Besides my October posting, it has been a year since I posted regularly to this blog. Honestly, it’s been a difficult couple of months for me (and many) as I’m learning to navigate through a new world of ancient paradigms and, to me, backward movements of consciousness and awareness. I realize that it is time for me to put a close to this blog as it’s purpose of documenting my journey out of the darkness has run it’s course. I started the blog in Dec, 2015 and now find myself out of the darkness. I am awake. I’m not sure I like what I see and am surrounded by, but I know that with my new skills and strength and knowledge that I will find my way forward through this foreign alien place.
But! As part of closing out this chapter, I had to review it. The first thing I did was watch the Mind Movie that I made in Dec of 2015 and I am excited to share what I discovered with you. It worked! It actually worked! I manifested almost everything I deeply desired in there. Some things I put in my Mind Movie were impossible to imagine ever happening and some things manifested but were not “exactly” how I imagined them, but eerily close and even better for me!
In my Mind Movie I envisioned:
Loving and cherishing my children and being equally loved and cherished back
After a long estrangement and separation from my youngest child, I can happily say that I have a mutually loving and respectful and cherishing relationship with both of my children! This was something I had a difficult time seeing how it would come to be, but it did and I am grateful to my very core!
Loving and cherishing my step-children and grandchildren and being equally loved and cherished back
As our relationship has grown, I honestly can say I deeply love my step-children and I cherish their presence in our life.

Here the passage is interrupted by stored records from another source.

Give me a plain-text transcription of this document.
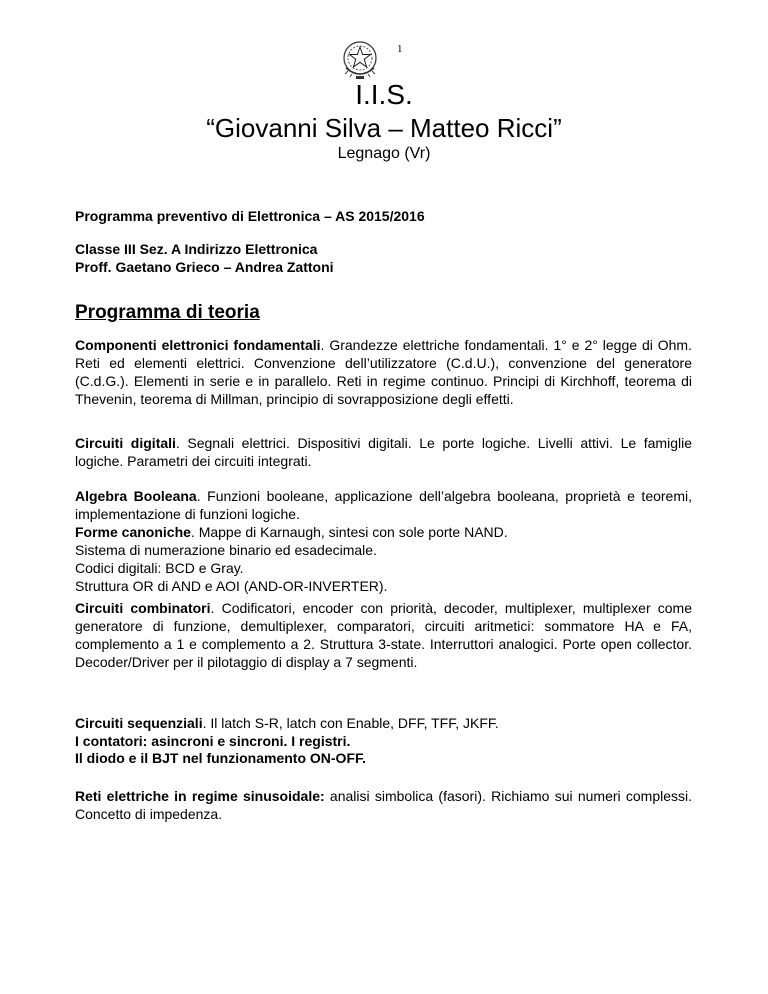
1
I.I.S.
“Giovanni Silva – Matteo Ricci”
Legnago (Vr)
Programma preventivo di Elettronica – AS 2015/2016
Classe III Sez. A Indirizzo Elettronica
Proff. Gaetano Grieco – Andrea Zattoni
Programma di teoria
Componenti elettronici fondamentali. Grandezze elettriche fondamentali. 1° e 2° legge di Ohm. Reti ed elementi elettrici. Convenzione dell’utilizzatore (C.d.U.), convenzione del generatore (C.d.G.). Elementi in serie e in parallelo. Reti in regime continuo. Principi di Kirchhoff, teorema di Thevenin, teorema di Millman, principio di sovrapposizione degli effetti.
Circuiti digitali. Segnali elettrici. Dispositivi digitali. Le porte logiche. Livelli attivi. Le famiglie logiche. Parametri dei circuiti integrati.
Algebra Booleana. Funzioni booleane, applicazione dell’algebra booleana, proprietà e teoremi, implementazione di funzioni logiche.
Forme canoniche. Mappe di Karnaugh, sintesi con sole porte NAND.
Sistema di numerazione binario ed esadecimale.
Codici digitali: BCD e Gray.
Struttura OR di AND e AOI (AND-OR-INVERTER).
Circuiti combinatori. Codificatori, encoder con priorità, decoder, multiplexer, multiplexer come generatore di funzione, demultiplexer, comparatori, circuiti aritmetici: sommatore HA e FA, complemento a 1 e complemento a 2. Struttura 3-state. Interruttori analogici. Porte open collector. Decoder/Driver per il pilotaggio di display a 7 segmenti.
Circuiti sequenziali. Il latch S-R, latch con Enable, DFF, TFF, JKFF.
I contatori: asincroni e sincroni. I registri.
Il diodo e il BJT nel funzionamento ON-OFF.
Reti elettriche in regime sinusoidale: analisi simbolica (fasori). Richiamo sui numeri complessi. Concetto di impedenza.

I also enjoy an invaluable relationship with my granddaughter who we babysit once a week and who I adore with all my being. The way she looks at us and interacts with us, I think its mutual. <3
I have wealth and abundance
Steve and I are very fortunate in our financial situation and continue to be blessed with making good investment choices. We are both retired and are comfortable in our lifestyle. What a blessing!
I travel the world with Steve
Steve and I have now shared numerous adventures as we have travelled to southern Italy, Cancun, boated around the Abacos Islands, sailed the British Virgin Islands, shared beach time in Captiva, Florida with some of our kids, cruised the high seas with family down through Mexico, Honduras and Balize, motored alone through the San Juan islands and fell in love with Puerto Vallarta. And I’m sure I’m forgetting some…I’d say we are off to a good start on adventuring through the world.
I live in Tuscany a few months out of the year with Steve
This hasn’t manifested exactly like this…but at this point I’m glad it hasn’t because I no longer want to be that far away for so long. The universe knew what was better for me and instead gave us a home only 3 hour flight away in Mexico on a beach where we can go whenever we want.
Go yearly to the beach to beach comb for shells
I am an avid beach comber and the universe has delivered this one as well with granting us the Puerto Vallarta, Mismaloya condo…on a beach, with the ocean, sea fowl, marine life and sunsets from our balcony. Thank you, God!
I have a strong body and strong intelligent mind
I think I always had that. I just didn’t feel like I did at times, but I am very strong. I survived, didn’t I?
I am fit and healthy and full of energy
I am healthy and still have energy to chase a 1 year old around…maybe not so fit, but I’m still working on that. J
I lovingly attract close, deep, meaningful relationships that are mutually supportive, loving and healthy
I don’t have many friends, but I don’t think you can when you have these requirements, but the friends I have attracted into my life match these and I’m grateful. The best relationship fitting these criteria being my best friend and my husband. I have learned to be very discerning about who gets to reside in my heart and in my life. I made too many errors in judgement in my past and I have learned from those errors.
I help and inspire people by sharing my journey and my experience
This blog was part of fulfilling this vision, but I also am now a part of a wonderful group where I will have more impact in this area. (www.theblueiris.org)
I am surrounded by Angels who support and guide me
Heck yeah. I feel them and see their handiwork every day! Has anyone seen my heart rock collection?? To me, heart rocks are the signs from them that they are with me.
I am loved and I love me
I have never felt as loved and appreciated as I do with my life partner, Steve. No one has ever championed me and supported me and lifted me up and protected me like he does. My children, my step-children and my grandchildren all shower me with love whenever I see them. As a result, I have come to love me too.
So you see?? It has worked on every point! If you haven’t done it yet, put together your vision board or Mind Movie and start manifesting your life.
After this blog, I am not sure what is next for my writing and sharing. I feel a deep need to write and journal, but I don’t know how I feel about sharing intimate precious writings in these tumultuous hate-filled times. It doesn’t feel safe. It was also hard to determine the impact, if any, I made with sharing my thoughts through this blog as it is a one-way communication. Often, I have felt I was throwing my heart felt words out into a black hole. But I am not worried about what is next, because as I just learned, the universe has my back! I will continue to create intentions and send gratitude and pray; and I have no doubt that I will manifest not only what I desire, but what I need.
Thank you all for reading my rantings. I pray you are having the same success with manifesting your desires as I have had so far.